Whitman's Last Pencil
Allegedly the last pencil Whitman used, given to the poet and editor Richard Watson Gilder by Whitman admirer John Burroughs, according to the inscription on the envelope included with the pencil. The address (55 Clinton Place in Manhattan, now 13 E. 8th Street, in the Washington Square neighborhood) and the handwriting are that of Gilder himself. Gilder had succeeded J. G. Holland as the editor of Scribner’s Monthly, renamed The Century in 1891. According to the note, Gilder received the pencil in Aril 1892, right after Whitman’s death in Camden on March 26. Pencils—blue, black, and purple—play an important role in Whitman’s conversations with Traubel. Traubel frequently found Whitman sitting with a writing pad in his lap, “pencil in hand” (18 December 1888, Traubel 3: 322). Whitman believed that one should draft “with pencil generally” (Traubel 3: 255), which to him was a matter not just of convenience: “I do a great deal of writing with the pencil—it comes easy, natural” (Traubel 8: 408).

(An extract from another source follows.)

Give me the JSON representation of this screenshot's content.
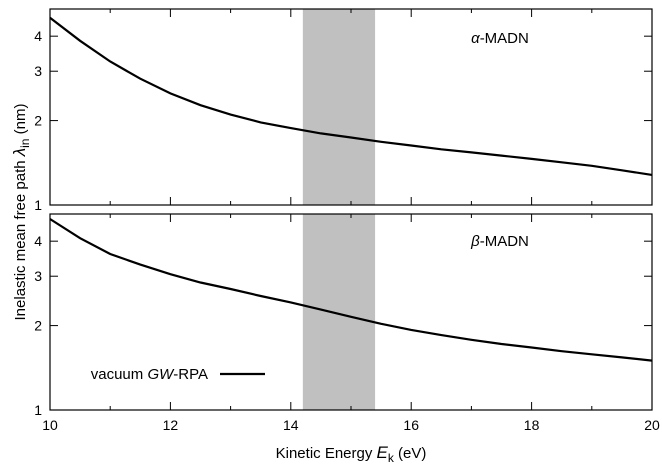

In “Song of the Broad-Axe,” included in the 1856 edition Leaves of Grass, Whitman celebrated the pencil as one of the “fluid utterances” of the forest, hewn from trees felled by “leaping” axe. That said, Whitman constantly worried about the quality of pencils available to him, complaining to Traubel on 16 September 1891: “Some fellow in the first place makes an honest pencil—then another thinks, if I put in a little fraud—a little gray matter, costing nothing—I can sell it for so and so—cheaper—undersell. So forever after maker number one goes out of the business of making pencils” (Traubel 8: 517). Even in his final months, he would openly covet the pencils Traubel used (“Why don’t you get me a pencil like that?” Traubel 9: 26).

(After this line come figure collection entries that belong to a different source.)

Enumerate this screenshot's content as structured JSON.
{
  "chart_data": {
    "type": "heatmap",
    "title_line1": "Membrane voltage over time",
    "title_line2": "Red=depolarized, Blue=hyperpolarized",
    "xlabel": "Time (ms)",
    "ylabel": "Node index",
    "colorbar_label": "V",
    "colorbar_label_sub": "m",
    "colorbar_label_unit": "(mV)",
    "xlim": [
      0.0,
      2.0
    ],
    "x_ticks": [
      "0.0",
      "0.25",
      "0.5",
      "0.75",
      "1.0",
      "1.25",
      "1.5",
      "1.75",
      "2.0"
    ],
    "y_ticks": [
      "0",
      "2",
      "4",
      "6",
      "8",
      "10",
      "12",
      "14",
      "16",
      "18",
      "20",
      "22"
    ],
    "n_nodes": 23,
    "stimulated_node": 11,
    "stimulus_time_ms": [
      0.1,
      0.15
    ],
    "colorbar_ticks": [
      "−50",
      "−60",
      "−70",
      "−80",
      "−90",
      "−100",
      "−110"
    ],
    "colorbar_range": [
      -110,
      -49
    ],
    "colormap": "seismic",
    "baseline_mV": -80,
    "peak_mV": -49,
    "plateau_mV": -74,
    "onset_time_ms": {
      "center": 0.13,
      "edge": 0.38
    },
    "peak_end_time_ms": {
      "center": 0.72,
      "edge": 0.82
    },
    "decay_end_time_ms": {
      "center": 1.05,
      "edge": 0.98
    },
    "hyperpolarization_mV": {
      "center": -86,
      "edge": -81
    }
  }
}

Whitman’s last pencil (not quite an "honest" one, by his own definition) was made by Dixon’s American Graphite Company (now the Dixon Ticonderoga Company), the leading manufacturer of pencils since the 1870s, who had driven many a competitor out of business. The founder of the company, Joseph Dixon, had introduced the first wood and graphite pencil in the United States. For Whitman, the pencil was a multi-purpose tool. Traubel reports seeing Whitman using one to stir an interesting mixture of “sang” (ginseng) and porter, which Whitman then offered, as a “loving cup,” to his visitors: “Mixed the drink with a pencil—tasted it twice right out of the jug” (Traubel 9: 106). It is not clear if the present specimen was similarly employed; what seems noteworthy is that Whitman, who was not known for handling his possessions gently, used both ends of the pencil.